Keeping up to date with business changes is the most pressing priority given the change in demand and the difficulty in keeping supply chains operating (23 percent of respondents). Chief Financial Officers (CFO) are taking a hard look at the business and capacity requirements. This has clear implications for transfer pricing and the allocation of such losses or expenses, and more than 50 percent identified this as their most critical transfer pricing priority today.
- Satisfactory development, enhancement, maintenance, protection and exploitation of intangibles (DEMPE) may no longer exist in their right places, causing difficulty in maintaining current transfer pricing systems or accessing treaties due to the impact of the multilateral instrument on double tax treaty reliefs;
- Permanent establishment issues, related to employees now assigned to operations in a different country, may become more common; and
- Operations that formerly did not create deemed income under a country’s controlled foreign corporation (CFC) rules may now create deemed income – such as subpart F in the US context.
This calls for the tax department to be in more regular contact with the business than ever in order to stay ahead of potential issues.
Cash preservation was another top priority (21 percent of respondents). Many clients’ treasury departments talk with tax departments on an almost daily basis to determine how to access cash in various countries.
Some countries and territories have cash reserve requirements meaning some cash is trapped. For the rest, treasurers are eager to quickly move cash to where it is most needed. This increases the focus on withholding taxes, cross border interest flows, foreign currency gains or losses and the need to have treaty documentation ready to use at a moment’s notice. Beyond that, tax departments may help the organization by focusing on cash tax liabilities. Ensuring that the technical requirements to claim a tax deduction for losses and excessive expenses incurred due to the pandemic is critical because this may reduce currently projected income taxes. There may even be additional opportunities to carry back losses to request refunds of previously paid taxes as countries and territories adjust carry back rules. Finally, now may be the time to ensure that it’s possible to group or consolidate all entities in a particular country so that one entity is not paying cash taxes while another is running losses. Importantly, the risk of withholding taxes (or BEAT/similar minimum tax regimes) on payments made to non-resident entities, and the potential for new taxes on the digital economy, must also be carefully watched to manage any negative cash impacts.

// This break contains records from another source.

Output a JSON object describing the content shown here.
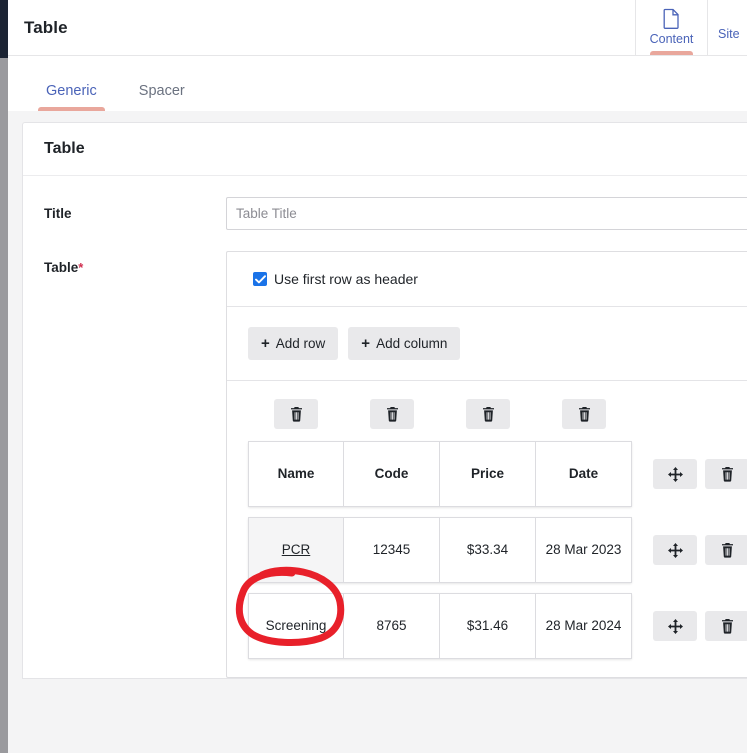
{
  "header": {
    "title": "Table",
    "nav": [
      {
        "label": "Content",
        "icon": "document-icon",
        "active": true
      },
      {
        "label": "Site",
        "icon": "",
        "active": false
      }
    ]
  },
  "subtabs": [
    {
      "label": "Generic",
      "active": true
    },
    {
      "label": "Spacer",
      "active": false
    }
  ],
  "card": {
    "title": "Table",
    "fields": {
      "title": {
        "label": "Title",
        "placeholder": "Table Title",
        "value": ""
      },
      "table": {
        "label": "Table",
        "required_marker": "*",
        "use_first_row_as_header": {
          "label": "Use first row as header",
          "checked": true
        },
        "buttons": {
          "add_row": "Add row",
          "add_column": "Add column",
          "plus": "+"
        },
        "column_delete_buttons": [
          "trash-icon",
          "trash-icon",
          "trash-icon",
          "trash-icon"
        ],
        "row_action_labels": {
          "move": "move-icon",
          "delete": "trash-icon"
        },
        "columns": [
          "Name",
          "Code",
          "Price",
          "Date"
        ],
        "rows": [
          {
            "is_header": true,
            "cells": [
              "Name",
              "Code",
              "Price",
              "Date"
            ]
          },
          {
            "is_header": false,
            "active_cell_index": 0,
            "cells": [
              "PCR",
              "12345",
              "$33.34",
              "28 Mar 2023"
            ]
          },
          {
            "is_header": false,
            "cells": [
              "Screening",
              "8765",
              "$31.46",
              "28 Mar 2024"
            ]
          }
        ]
      }
    }
  },
  "annotation": {
    "type": "hand-drawn-circle",
    "color": "#e8202a",
    "target": "PCR"
  },
  "colors": {
    "accent_blue": "#4a63b8",
    "tab_underline": "#e9a79c",
    "checkbox_blue": "#1a73e8",
    "required_red": "#d03050",
    "canvas": "#f4f4f5",
    "annotation_red": "#e8202a"
  }
}
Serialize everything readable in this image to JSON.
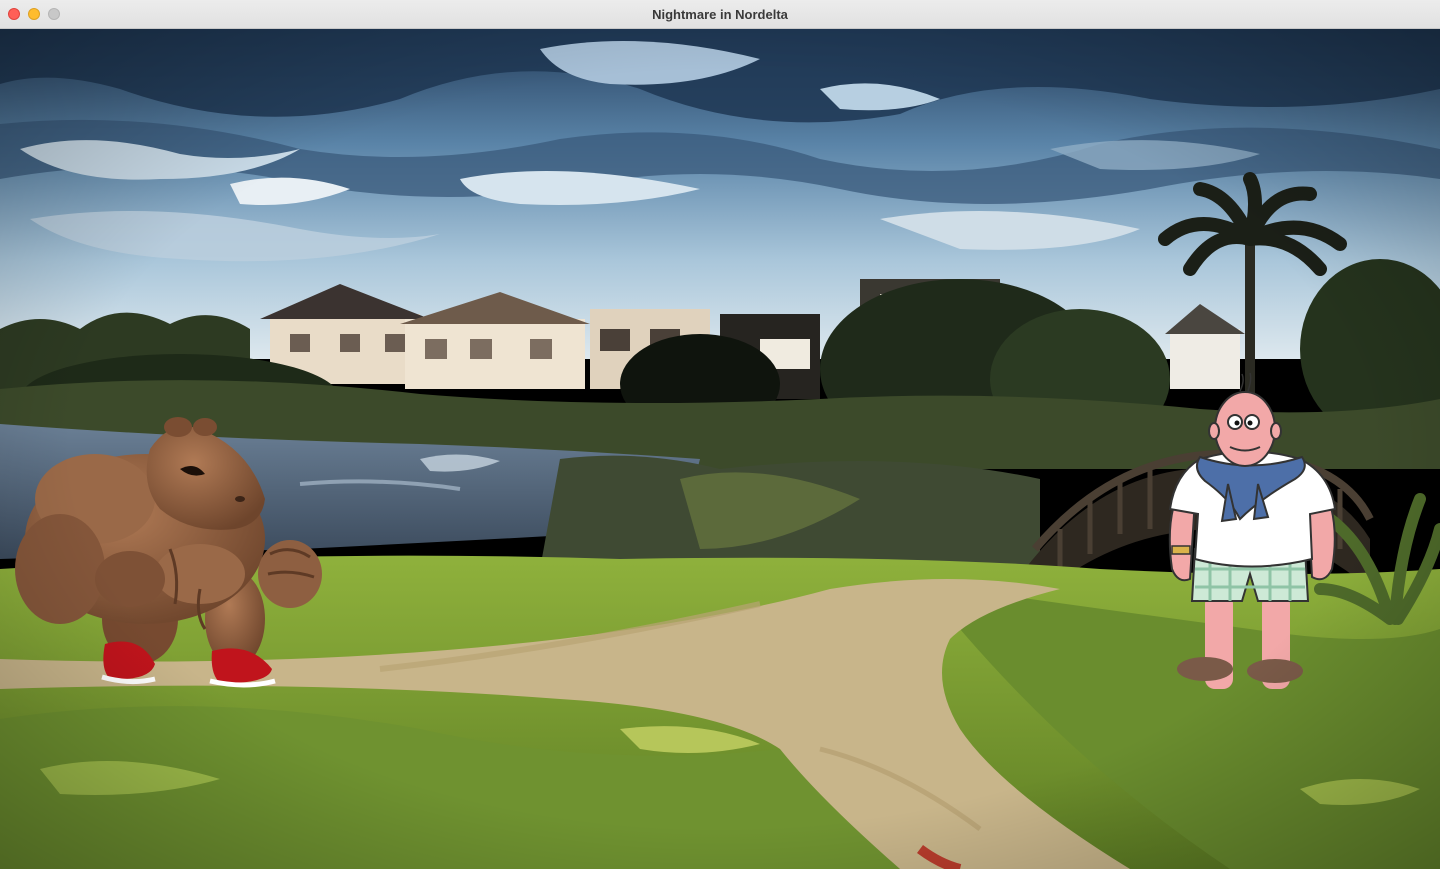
{
  "window": {
    "title": "Nightmare in Nordelta"
  },
  "scene": {
    "location_name": "Nordelta",
    "player_character": {
      "description": "muscular capybara with red sneakers",
      "facing": "right"
    },
    "opponent_character": {
      "description": "bald old man in white polo, blue sweater over shoulders, plaid shorts",
      "facing": "left"
    }
  },
  "colors": {
    "sky_top": "#2c4b6e",
    "sky_bottom": "#cfe0ea",
    "grass": "#7fa236",
    "grass_dark": "#4d6a22",
    "path": "#c9b78f",
    "water": "#53657a",
    "capybara": "#8b5a3c",
    "sneaker": "#c0141c",
    "polo": "#ffffff",
    "sweater": "#4d6fa8",
    "shorts": "#bfe6d0"
  }
}
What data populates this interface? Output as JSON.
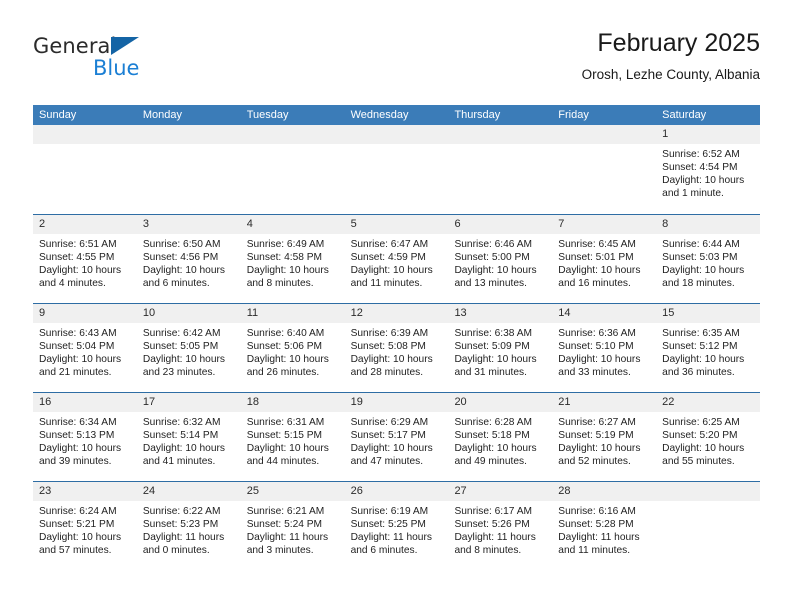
{
  "brand": {
    "name_top": "General",
    "name_bottom": "Blue",
    "accent_color": "#1b7fd4",
    "triangle_color": "#1464a5"
  },
  "header": {
    "title": "February 2025",
    "subtitle": "Orosh, Lezhe County, Albania"
  },
  "theme": {
    "header_row_bg": "#3b7cb8",
    "header_row_text": "#ffffff",
    "week_divider": "#2e6da4",
    "day_band_bg": "#f0f0f0"
  },
  "weekdays": [
    "Sunday",
    "Monday",
    "Tuesday",
    "Wednesday",
    "Thursday",
    "Friday",
    "Saturday"
  ],
  "weeks": [
    [
      {
        "day": "",
        "lines": []
      },
      {
        "day": "",
        "lines": []
      },
      {
        "day": "",
        "lines": []
      },
      {
        "day": "",
        "lines": []
      },
      {
        "day": "",
        "lines": []
      },
      {
        "day": "",
        "lines": []
      },
      {
        "day": "1",
        "lines": [
          "Sunrise: 6:52 AM",
          "Sunset: 4:54 PM",
          "Daylight: 10 hours",
          "and 1 minute."
        ]
      }
    ],
    [
      {
        "day": "2",
        "lines": [
          "Sunrise: 6:51 AM",
          "Sunset: 4:55 PM",
          "Daylight: 10 hours",
          "and 4 minutes."
        ]
      },
      {
        "day": "3",
        "lines": [
          "Sunrise: 6:50 AM",
          "Sunset: 4:56 PM",
          "Daylight: 10 hours",
          "and 6 minutes."
        ]
      },
      {
        "day": "4",
        "lines": [
          "Sunrise: 6:49 AM",
          "Sunset: 4:58 PM",
          "Daylight: 10 hours",
          "and 8 minutes."
        ]
      },
      {
        "day": "5",
        "lines": [
          "Sunrise: 6:47 AM",
          "Sunset: 4:59 PM",
          "Daylight: 10 hours",
          "and 11 minutes."
        ]
      },
      {
        "day": "6",
        "lines": [
          "Sunrise: 6:46 AM",
          "Sunset: 5:00 PM",
          "Daylight: 10 hours",
          "and 13 minutes."
        ]
      },
      {
        "day": "7",
        "lines": [
          "Sunrise: 6:45 AM",
          "Sunset: 5:01 PM",
          "Daylight: 10 hours",
          "and 16 minutes."
        ]
      },
      {
        "day": "8",
        "lines": [
          "Sunrise: 6:44 AM",
          "Sunset: 5:03 PM",
          "Daylight: 10 hours",
          "and 18 minutes."
        ]
      }
    ],
    [
      {
        "day": "9",
        "lines": [
          "Sunrise: 6:43 AM",
          "Sunset: 5:04 PM",
          "Daylight: 10 hours",
          "and 21 minutes."
        ]
      },
      {
        "day": "10",
        "lines": [
          "Sunrise: 6:42 AM",
          "Sunset: 5:05 PM",
          "Daylight: 10 hours",
          "and 23 minutes."
        ]
      },
      {
        "day": "11",
        "lines": [
          "Sunrise: 6:40 AM",
          "Sunset: 5:06 PM",
          "Daylight: 10 hours",
          "and 26 minutes."
        ]
      },
      {
        "day": "12",
        "lines": [
          "Sunrise: 6:39 AM",
          "Sunset: 5:08 PM",
          "Daylight: 10 hours",
          "and 28 minutes."
        ]
      },
      {
        "day": "13",
        "lines": [
          "Sunrise: 6:38 AM",
          "Sunset: 5:09 PM",
          "Daylight: 10 hours",
          "and 31 minutes."
        ]
      },
      {
        "day": "14",
        "lines": [
          "Sunrise: 6:36 AM",
          "Sunset: 5:10 PM",
          "Daylight: 10 hours",
          "and 33 minutes."
        ]
      },
      {
        "day": "15",
        "lines": [
          "Sunrise: 6:35 AM",
          "Sunset: 5:12 PM",
          "Daylight: 10 hours",
          "and 36 minutes."
        ]
      }
    ],
    [
      {
        "day": "16",
        "lines": [
          "Sunrise: 6:34 AM",
          "Sunset: 5:13 PM",
          "Daylight: 10 hours",
          "and 39 minutes."
        ]
      },
      {
        "day": "17",
        "lines": [
          "Sunrise: 6:32 AM",
          "Sunset: 5:14 PM",
          "Daylight: 10 hours",
          "and 41 minutes."
        ]
      },
      {
        "day": "18",
        "lines": [
          "Sunrise: 6:31 AM",
          "Sunset: 5:15 PM",
          "Daylight: 10 hours",
          "and 44 minutes."
        ]
      },
      {
        "day": "19",
        "lines": [
          "Sunrise: 6:29 AM",
          "Sunset: 5:17 PM",
          "Daylight: 10 hours",
          "and 47 minutes."
        ]
      },
      {
        "day": "20",
        "lines": [
          "Sunrise: 6:28 AM",
          "Sunset: 5:18 PM",
          "Daylight: 10 hours",
          "and 49 minutes."
        ]
      },
      {
        "day": "21",
        "lines": [
          "Sunrise: 6:27 AM",
          "Sunset: 5:19 PM",
          "Daylight: 10 hours",
          "and 52 minutes."
        ]
      },
      {
        "day": "22",
        "lines": [
          "Sunrise: 6:25 AM",
          "Sunset: 5:20 PM",
          "Daylight: 10 hours",
          "and 55 minutes."
        ]
      }
    ],
    [
      {
        "day": "23",
        "lines": [
          "Sunrise: 6:24 AM",
          "Sunset: 5:21 PM",
          "Daylight: 10 hours",
          "and 57 minutes."
        ]
      },
      {
        "day": "24",
        "lines": [
          "Sunrise: 6:22 AM",
          "Sunset: 5:23 PM",
          "Daylight: 11 hours",
          "and 0 minutes."
        ]
      },
      {
        "day": "25",
        "lines": [
          "Sunrise: 6:21 AM",
          "Sunset: 5:24 PM",
          "Daylight: 11 hours",
          "and 3 minutes."
        ]
      },
      {
        "day": "26",
        "lines": [
          "Sunrise: 6:19 AM",
          "Sunset: 5:25 PM",
          "Daylight: 11 hours",
          "and 6 minutes."
        ]
      },
      {
        "day": "27",
        "lines": [
          "Sunrise: 6:17 AM",
          "Sunset: 5:26 PM",
          "Daylight: 11 hours",
          "and 8 minutes."
        ]
      },
      {
        "day": "28",
        "lines": [
          "Sunrise: 6:16 AM",
          "Sunset: 5:28 PM",
          "Daylight: 11 hours",
          "and 11 minutes."
        ]
      },
      {
        "day": "",
        "lines": []
      }
    ]
  ]
}
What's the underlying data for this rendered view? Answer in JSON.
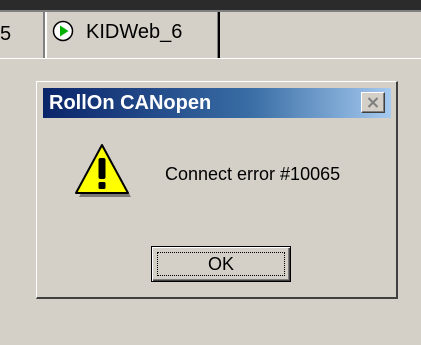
{
  "tabs": {
    "prev_label": "5",
    "active_label": "KIDWeb_6",
    "active_icon": "green-play-icon"
  },
  "dialog": {
    "title": "RollOn CANopen",
    "close_icon": "close-icon",
    "icon": "warning-icon",
    "message": "Connect error #10065",
    "ok_label": "OK"
  },
  "colors": {
    "titlebar_start": "#0a246a",
    "titlebar_end": "#a6caf0",
    "window_bg": "#d4d0c8",
    "warning_fill": "#ffff00",
    "play_green": "#00b000"
  }
}
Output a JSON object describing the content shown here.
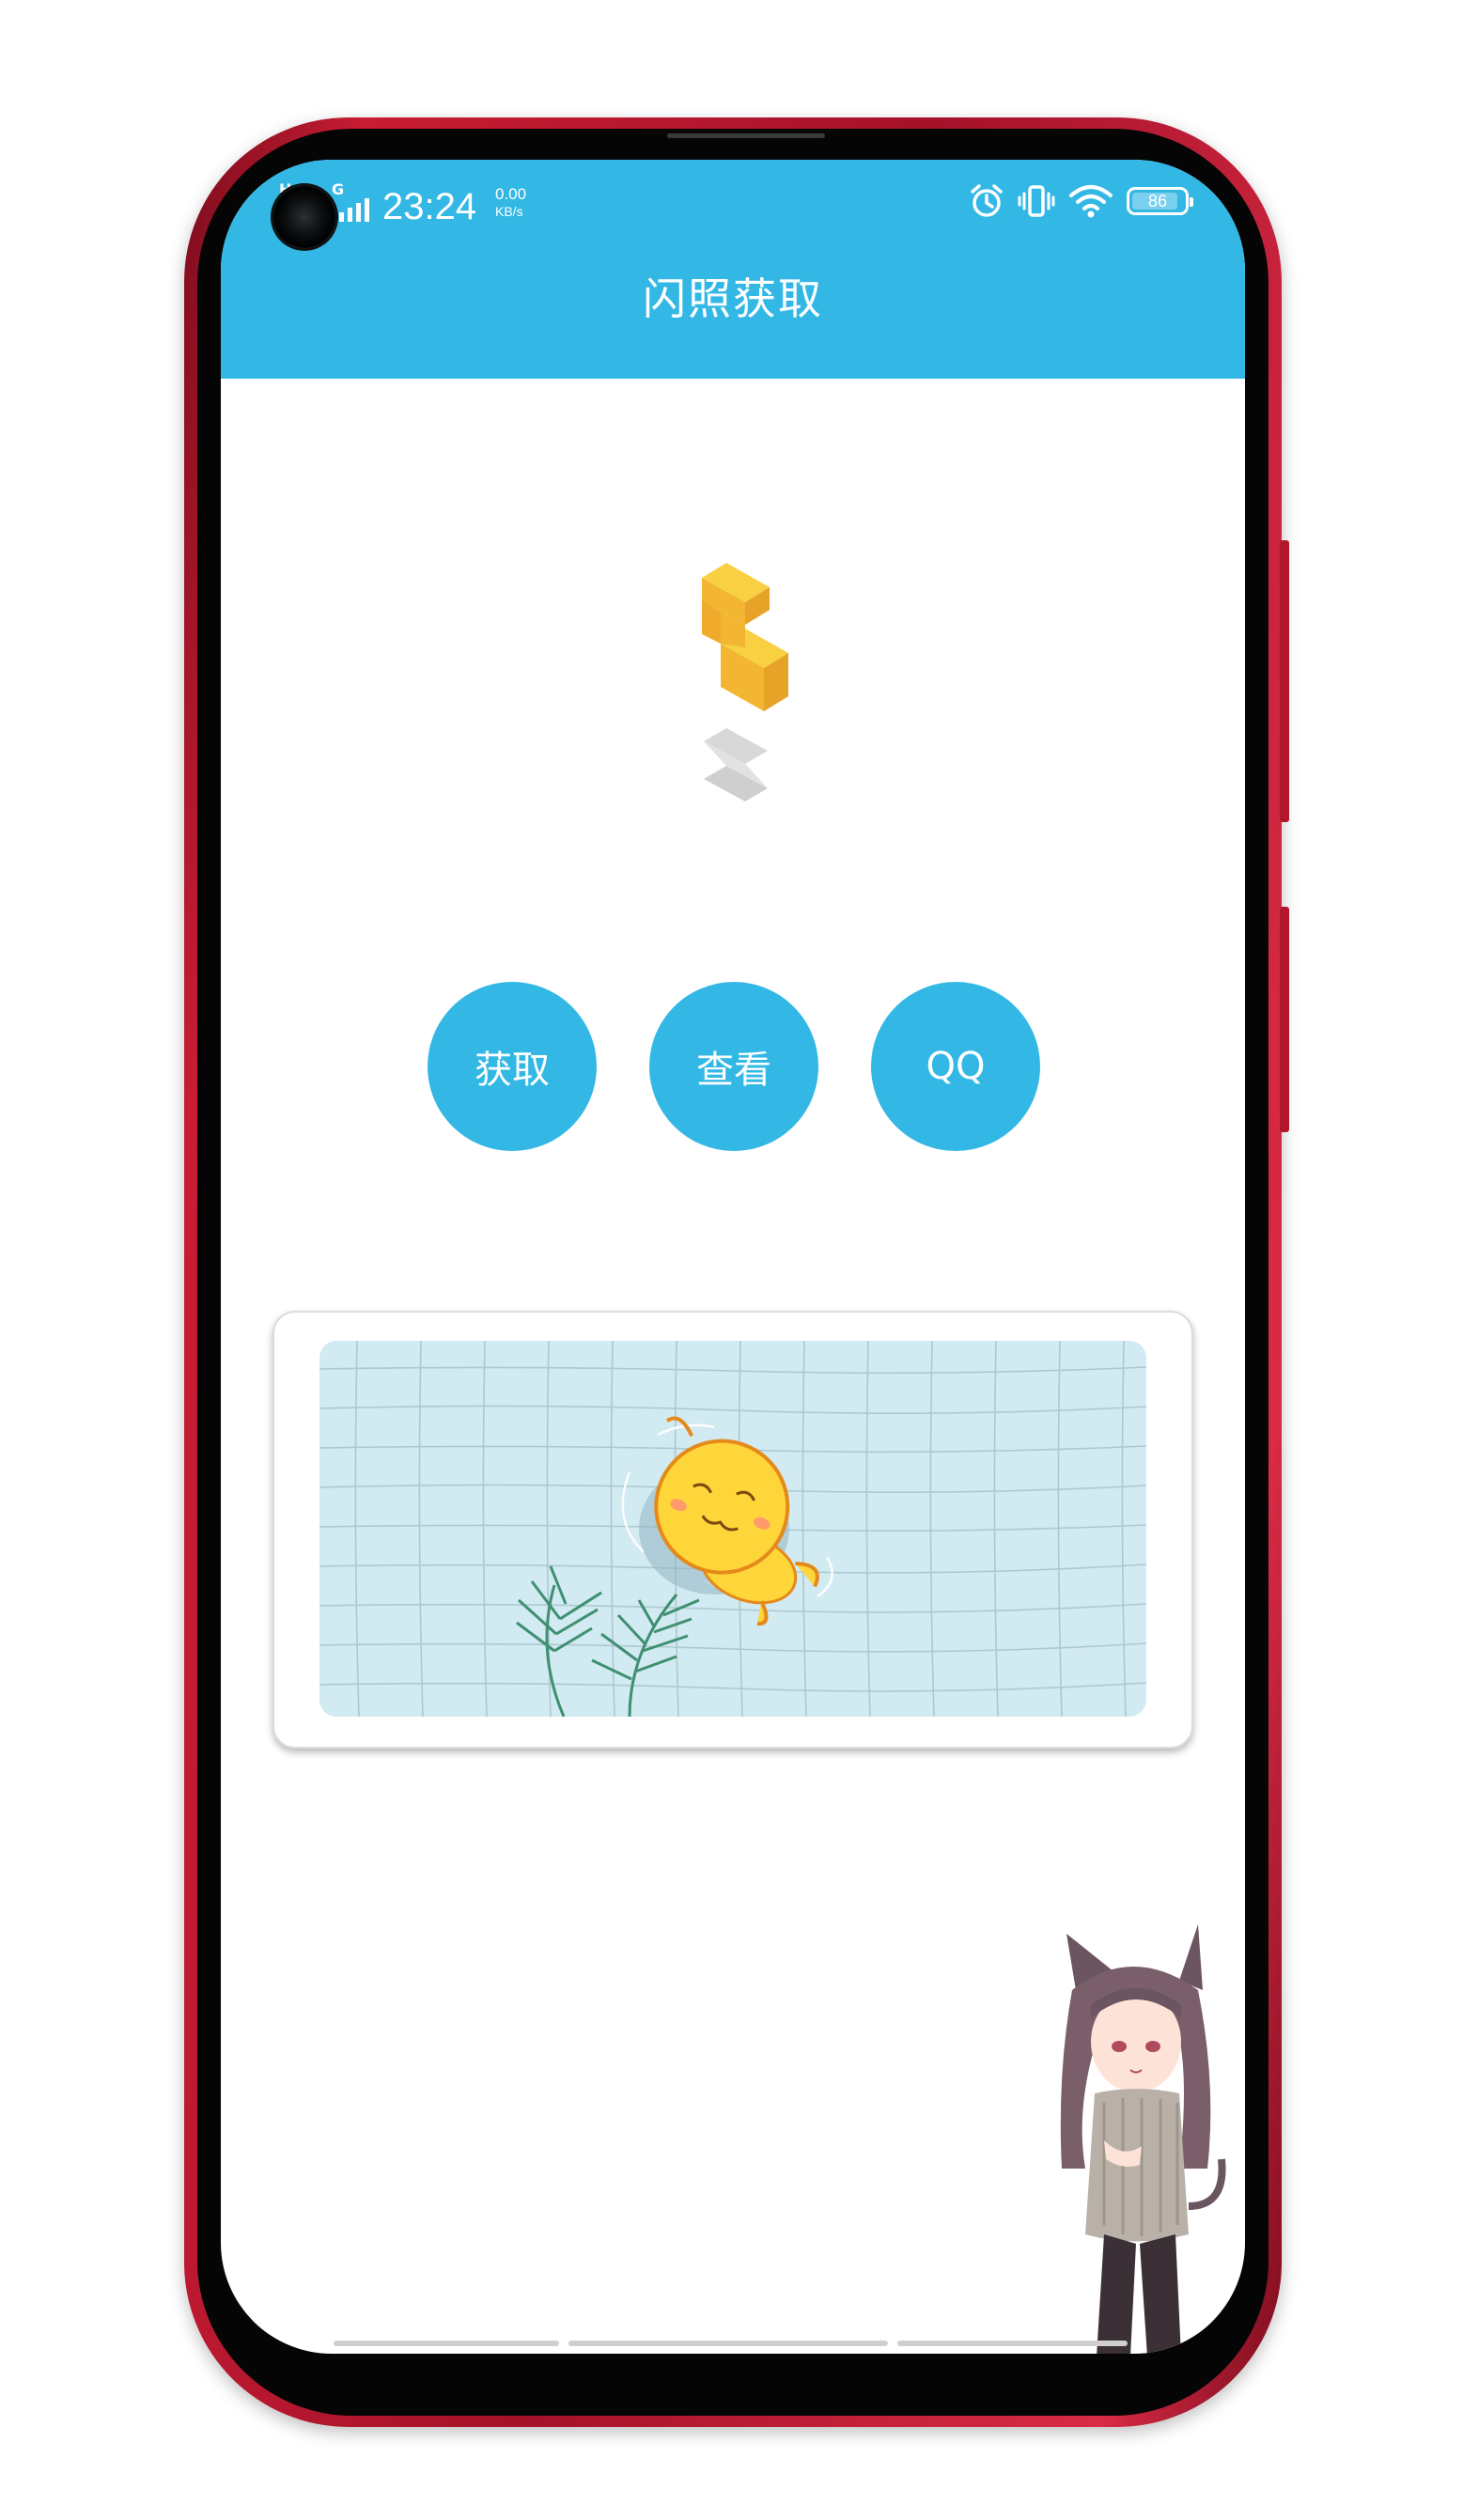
{
  "status_bar": {
    "network_label_left": "H",
    "network_label_right": "G",
    "time": "23:24",
    "net_speed_value": "0.00",
    "net_speed_unit": "KB/s",
    "icons": [
      "alarm-icon",
      "vibrate-icon",
      "wifi-icon",
      "battery-icon"
    ],
    "battery_level": "86"
  },
  "app_bar": {
    "title": "闪照获取"
  },
  "actions": {
    "get_label": "获取",
    "view_label": "查看",
    "qq_label": "QQ"
  },
  "colors": {
    "primary": "#33b8e6",
    "frame": "#c81d33",
    "banner_bg": "#d2eaf1"
  },
  "images": {
    "logo": "stacked-blocks-logo",
    "banner": "yellow-chick-floating-in-pool",
    "mascot": "anime-cat-girl-sticker"
  }
}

Rounding out the top three is compliance (17 percent of respondents). Although this would not be on a CFO’s mind, it’s important nonetheless. Files may be at the office and unreachable. DAC 6 is still around the corner. Although some countries have relaxed filing deadlines, others have not. Working remotely makes meeting these deadlines just that much harder and we see clients accelerating that work just so they can be sure that they can meet the deadlines.